Stress-Induced β-Lactam Antibiotic Resistance Mutation and Sequences of Stationary-Phase Mutations in the Escherichia coli Chromosome

Abstract

In some enterobacterial pathogens, but not in Escherichia coli , loss-of-function mutations are a common route to clinically relevant β-lactam antibiotic resistance. We previously constructed an assay system for studying enterobacterial β-lactam resistance mutations using the well-developed genetics of E. coli by integrating enterobacterial ampRC genes into the E. coli chromosome.

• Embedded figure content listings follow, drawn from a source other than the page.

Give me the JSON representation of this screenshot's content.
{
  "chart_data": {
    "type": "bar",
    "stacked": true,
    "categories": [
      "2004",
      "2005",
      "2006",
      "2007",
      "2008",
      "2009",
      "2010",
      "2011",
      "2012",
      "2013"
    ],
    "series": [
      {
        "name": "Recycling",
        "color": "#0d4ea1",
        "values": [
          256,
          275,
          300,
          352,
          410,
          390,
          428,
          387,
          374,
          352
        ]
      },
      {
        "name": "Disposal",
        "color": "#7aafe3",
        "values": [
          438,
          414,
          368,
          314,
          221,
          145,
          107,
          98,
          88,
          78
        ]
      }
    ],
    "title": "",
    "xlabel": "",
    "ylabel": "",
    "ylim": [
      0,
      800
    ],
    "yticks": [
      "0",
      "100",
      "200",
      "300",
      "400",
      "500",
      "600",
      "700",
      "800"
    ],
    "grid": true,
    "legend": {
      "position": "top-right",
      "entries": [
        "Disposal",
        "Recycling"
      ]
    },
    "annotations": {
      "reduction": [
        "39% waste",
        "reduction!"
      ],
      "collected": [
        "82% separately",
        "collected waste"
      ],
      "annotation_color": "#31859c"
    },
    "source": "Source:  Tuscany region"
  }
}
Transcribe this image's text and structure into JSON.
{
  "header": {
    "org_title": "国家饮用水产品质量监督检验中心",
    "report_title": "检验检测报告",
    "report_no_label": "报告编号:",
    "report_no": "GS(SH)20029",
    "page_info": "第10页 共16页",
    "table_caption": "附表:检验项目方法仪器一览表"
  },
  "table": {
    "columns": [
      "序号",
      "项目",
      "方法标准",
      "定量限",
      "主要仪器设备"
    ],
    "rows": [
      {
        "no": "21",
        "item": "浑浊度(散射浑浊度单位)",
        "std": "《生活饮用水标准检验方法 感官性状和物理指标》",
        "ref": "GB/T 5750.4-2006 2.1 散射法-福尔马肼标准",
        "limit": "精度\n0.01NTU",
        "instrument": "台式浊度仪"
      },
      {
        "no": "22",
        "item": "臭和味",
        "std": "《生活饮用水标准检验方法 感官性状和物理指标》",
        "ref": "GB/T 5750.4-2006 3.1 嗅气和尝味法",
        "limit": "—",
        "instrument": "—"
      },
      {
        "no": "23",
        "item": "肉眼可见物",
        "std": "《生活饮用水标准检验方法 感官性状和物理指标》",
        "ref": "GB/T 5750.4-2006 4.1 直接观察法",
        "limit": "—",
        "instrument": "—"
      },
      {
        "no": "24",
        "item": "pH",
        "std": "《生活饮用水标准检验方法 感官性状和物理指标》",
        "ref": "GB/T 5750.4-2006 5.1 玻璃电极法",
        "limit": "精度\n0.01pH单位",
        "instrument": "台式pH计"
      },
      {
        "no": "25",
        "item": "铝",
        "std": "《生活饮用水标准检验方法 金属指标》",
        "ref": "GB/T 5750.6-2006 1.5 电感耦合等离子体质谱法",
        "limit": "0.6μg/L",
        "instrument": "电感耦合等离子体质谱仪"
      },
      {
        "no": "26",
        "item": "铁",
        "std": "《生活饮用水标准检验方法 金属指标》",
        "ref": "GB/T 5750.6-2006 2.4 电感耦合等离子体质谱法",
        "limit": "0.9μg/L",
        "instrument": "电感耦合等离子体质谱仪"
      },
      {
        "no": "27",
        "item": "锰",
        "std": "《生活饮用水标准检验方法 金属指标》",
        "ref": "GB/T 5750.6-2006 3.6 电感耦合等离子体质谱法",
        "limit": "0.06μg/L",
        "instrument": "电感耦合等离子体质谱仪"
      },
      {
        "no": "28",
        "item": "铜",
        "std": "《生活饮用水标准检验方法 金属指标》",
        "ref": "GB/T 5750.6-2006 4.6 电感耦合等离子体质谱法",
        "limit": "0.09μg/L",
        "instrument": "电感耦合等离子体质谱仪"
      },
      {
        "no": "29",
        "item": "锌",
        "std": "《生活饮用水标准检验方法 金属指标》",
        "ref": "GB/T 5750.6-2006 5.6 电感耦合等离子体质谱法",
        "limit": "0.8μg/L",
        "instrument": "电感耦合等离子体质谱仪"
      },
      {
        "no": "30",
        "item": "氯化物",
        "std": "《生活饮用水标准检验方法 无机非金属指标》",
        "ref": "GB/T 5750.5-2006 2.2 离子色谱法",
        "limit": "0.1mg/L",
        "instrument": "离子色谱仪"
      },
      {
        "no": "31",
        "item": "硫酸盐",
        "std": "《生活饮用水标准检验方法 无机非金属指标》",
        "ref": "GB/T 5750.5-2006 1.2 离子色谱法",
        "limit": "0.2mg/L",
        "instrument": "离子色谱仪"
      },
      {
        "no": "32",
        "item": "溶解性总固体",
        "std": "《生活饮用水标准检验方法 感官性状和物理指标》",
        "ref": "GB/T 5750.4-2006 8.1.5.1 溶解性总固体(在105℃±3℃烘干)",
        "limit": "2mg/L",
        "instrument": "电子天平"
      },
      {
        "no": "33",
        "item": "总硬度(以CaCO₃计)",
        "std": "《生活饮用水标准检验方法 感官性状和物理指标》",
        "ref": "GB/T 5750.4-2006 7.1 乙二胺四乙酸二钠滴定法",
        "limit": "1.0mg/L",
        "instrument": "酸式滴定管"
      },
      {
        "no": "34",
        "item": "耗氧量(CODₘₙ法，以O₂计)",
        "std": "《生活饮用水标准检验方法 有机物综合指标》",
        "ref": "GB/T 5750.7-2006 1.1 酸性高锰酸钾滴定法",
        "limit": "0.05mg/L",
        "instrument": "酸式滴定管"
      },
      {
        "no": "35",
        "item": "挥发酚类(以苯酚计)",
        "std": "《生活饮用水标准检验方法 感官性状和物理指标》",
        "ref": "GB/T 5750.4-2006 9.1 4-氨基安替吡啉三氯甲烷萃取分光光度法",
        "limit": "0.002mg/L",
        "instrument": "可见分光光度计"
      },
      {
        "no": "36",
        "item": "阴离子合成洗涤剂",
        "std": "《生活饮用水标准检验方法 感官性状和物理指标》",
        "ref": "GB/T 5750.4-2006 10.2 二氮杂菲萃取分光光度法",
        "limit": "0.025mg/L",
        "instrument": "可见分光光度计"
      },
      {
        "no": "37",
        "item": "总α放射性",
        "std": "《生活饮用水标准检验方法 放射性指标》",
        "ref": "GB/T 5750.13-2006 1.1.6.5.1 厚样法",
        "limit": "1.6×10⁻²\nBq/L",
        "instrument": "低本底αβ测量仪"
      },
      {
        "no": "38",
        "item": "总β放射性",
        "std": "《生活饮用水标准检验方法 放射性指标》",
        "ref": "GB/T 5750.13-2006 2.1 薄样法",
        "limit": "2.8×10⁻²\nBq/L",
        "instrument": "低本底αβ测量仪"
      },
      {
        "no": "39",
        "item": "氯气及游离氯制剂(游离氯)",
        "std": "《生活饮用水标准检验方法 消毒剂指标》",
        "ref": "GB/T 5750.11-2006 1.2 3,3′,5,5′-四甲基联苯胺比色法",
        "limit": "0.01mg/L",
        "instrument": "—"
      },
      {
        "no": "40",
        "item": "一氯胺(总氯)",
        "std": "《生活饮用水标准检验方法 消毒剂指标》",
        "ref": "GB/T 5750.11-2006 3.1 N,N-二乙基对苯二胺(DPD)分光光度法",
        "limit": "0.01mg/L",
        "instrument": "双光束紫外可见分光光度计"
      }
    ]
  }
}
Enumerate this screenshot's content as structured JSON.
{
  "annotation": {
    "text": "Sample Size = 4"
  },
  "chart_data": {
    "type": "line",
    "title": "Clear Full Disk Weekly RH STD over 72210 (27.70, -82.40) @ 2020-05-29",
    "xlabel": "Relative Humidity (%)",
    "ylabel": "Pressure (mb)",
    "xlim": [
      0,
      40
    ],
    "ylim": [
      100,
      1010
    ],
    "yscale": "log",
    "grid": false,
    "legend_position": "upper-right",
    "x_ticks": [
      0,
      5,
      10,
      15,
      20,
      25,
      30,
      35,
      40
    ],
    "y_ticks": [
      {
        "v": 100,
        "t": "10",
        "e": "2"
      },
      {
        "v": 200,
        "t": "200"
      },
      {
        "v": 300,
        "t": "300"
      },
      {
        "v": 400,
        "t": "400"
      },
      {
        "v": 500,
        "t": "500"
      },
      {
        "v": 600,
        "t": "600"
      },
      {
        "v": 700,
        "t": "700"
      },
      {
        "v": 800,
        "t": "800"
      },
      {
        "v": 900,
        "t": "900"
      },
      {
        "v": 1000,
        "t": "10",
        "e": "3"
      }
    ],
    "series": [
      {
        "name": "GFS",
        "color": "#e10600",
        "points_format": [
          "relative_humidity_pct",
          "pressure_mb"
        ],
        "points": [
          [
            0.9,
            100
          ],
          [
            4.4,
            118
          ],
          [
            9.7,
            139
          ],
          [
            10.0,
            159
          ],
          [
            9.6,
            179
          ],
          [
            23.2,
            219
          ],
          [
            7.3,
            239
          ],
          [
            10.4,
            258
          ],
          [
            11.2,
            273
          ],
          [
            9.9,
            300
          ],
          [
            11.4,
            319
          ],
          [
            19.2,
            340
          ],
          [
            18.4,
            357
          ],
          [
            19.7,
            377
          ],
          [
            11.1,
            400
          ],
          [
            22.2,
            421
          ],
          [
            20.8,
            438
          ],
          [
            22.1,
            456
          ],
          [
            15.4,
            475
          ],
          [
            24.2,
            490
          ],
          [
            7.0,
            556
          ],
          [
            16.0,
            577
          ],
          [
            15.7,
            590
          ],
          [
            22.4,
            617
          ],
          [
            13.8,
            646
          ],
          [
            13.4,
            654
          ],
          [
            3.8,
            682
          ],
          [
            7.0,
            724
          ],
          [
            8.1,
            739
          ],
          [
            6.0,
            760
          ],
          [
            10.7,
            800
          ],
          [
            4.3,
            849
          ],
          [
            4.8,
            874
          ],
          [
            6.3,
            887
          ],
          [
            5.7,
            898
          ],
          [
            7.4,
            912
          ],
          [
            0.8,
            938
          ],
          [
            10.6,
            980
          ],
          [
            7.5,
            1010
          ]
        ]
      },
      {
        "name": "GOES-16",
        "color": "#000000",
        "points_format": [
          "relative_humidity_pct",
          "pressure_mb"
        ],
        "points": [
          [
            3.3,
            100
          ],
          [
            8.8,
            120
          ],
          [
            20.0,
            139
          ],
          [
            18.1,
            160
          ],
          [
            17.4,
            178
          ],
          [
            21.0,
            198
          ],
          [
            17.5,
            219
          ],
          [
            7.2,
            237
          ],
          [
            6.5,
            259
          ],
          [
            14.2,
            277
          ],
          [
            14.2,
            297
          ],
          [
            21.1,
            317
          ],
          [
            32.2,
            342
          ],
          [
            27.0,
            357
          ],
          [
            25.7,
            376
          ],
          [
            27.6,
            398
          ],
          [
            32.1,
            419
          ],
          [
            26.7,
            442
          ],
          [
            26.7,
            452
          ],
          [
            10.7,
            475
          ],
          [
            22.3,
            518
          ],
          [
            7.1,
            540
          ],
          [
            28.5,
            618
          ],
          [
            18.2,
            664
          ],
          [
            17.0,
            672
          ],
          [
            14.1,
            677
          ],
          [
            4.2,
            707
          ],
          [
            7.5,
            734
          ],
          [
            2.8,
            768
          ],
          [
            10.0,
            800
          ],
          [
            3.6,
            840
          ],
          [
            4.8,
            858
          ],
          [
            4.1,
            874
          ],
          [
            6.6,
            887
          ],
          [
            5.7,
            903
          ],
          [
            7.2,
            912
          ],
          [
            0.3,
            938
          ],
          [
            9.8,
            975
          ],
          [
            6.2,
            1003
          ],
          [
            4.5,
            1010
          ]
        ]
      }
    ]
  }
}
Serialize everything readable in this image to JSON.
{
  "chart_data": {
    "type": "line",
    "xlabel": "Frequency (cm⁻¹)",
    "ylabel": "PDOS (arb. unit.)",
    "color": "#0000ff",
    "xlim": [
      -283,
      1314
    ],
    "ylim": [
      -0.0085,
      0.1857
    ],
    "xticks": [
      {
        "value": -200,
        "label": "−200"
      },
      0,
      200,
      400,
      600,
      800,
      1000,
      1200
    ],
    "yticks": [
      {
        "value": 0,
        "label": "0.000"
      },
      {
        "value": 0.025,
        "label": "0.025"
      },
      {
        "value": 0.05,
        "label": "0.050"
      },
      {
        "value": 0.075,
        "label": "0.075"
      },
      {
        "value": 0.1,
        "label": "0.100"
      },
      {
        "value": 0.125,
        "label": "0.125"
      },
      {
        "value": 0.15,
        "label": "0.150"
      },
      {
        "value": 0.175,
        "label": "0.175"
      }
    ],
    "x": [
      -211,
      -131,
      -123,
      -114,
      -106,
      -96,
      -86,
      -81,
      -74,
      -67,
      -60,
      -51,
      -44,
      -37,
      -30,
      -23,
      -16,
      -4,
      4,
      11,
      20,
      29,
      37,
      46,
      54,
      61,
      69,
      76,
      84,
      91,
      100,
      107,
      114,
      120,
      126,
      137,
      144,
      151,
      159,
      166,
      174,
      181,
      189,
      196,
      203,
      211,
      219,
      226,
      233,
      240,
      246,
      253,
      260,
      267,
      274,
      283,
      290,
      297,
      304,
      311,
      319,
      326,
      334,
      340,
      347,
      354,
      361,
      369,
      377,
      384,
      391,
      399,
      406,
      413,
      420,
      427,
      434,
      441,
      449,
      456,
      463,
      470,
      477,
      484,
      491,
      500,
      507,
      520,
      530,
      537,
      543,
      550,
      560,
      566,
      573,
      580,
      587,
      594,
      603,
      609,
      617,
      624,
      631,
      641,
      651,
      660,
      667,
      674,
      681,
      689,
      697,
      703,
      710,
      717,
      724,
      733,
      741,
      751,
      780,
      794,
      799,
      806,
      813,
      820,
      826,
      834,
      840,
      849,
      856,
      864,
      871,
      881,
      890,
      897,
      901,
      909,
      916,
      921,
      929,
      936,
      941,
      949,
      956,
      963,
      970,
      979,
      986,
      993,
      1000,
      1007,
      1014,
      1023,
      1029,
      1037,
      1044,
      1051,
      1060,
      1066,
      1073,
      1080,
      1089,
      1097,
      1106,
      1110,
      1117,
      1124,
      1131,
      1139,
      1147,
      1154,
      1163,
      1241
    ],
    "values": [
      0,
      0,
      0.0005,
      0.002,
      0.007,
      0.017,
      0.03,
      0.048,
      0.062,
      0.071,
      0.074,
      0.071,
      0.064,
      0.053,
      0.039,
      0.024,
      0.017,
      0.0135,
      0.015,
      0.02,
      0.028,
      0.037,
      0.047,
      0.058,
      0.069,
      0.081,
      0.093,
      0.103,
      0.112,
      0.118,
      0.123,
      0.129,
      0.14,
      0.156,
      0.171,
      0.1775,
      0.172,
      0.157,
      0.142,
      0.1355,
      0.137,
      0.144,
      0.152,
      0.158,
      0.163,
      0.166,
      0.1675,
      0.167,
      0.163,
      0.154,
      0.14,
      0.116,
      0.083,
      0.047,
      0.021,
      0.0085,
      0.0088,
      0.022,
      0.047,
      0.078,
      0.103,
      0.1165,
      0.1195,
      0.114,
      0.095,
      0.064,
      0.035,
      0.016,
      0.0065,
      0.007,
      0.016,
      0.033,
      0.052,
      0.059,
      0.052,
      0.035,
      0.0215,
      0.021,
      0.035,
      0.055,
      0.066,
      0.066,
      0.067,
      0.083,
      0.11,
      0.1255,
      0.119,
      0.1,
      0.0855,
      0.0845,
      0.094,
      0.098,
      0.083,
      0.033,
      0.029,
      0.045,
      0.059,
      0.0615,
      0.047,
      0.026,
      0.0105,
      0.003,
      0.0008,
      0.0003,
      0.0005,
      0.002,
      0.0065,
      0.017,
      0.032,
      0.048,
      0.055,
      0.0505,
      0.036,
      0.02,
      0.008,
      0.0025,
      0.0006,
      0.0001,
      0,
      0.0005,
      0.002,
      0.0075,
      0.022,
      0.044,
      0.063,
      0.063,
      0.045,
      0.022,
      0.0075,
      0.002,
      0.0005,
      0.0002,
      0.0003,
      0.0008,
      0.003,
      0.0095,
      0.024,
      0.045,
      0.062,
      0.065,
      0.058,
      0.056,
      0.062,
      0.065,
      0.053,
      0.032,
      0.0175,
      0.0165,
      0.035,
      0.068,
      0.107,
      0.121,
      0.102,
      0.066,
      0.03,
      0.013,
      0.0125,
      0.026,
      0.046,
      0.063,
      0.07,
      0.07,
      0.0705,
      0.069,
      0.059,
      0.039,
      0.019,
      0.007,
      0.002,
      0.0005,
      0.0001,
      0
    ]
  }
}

Like the cells of other enterobacteria, E. coli cells acquire β-lactam resistance by ampD mutation. Here we show that starvation and stress responses provoke ampD β-lactam resistance mutagenesis. When starved on lactose medium, Lac ⁻ strains used in mutagenesis studies accumulate ampD β-lactam resistance mutations independent of Lac reversion. DNA double-strand break repair (DSBR) proteins and the SOS and RpoS stress responses are required for this mutagenesis, in agreement with the results obtained for lac reversion in these cells. Surprisingly, the stress-induced ampD mutations require DinB (DNA polymerase IV) and partially require error-prone DNA polymerase V, unlike lac mutagenesis, which requires only DinB. This assay demonstrates that real-world stressors, such as starvation, can induce clinically relevant resistance mutations. Finally, we used the ampD system to observe the true forward-mutation sequence spectrum of DSBR-associated stress-induced mutagenesis, for which previously only frameshift reversions were studied. We found that base substitutions outnumber frameshift mutations, as seen in other experimental systems showing stress-induced mutagenesis. The important evolutionary implication is that not only loss-of-function mutations but also change-of-function mutations can be generated by this mechanism.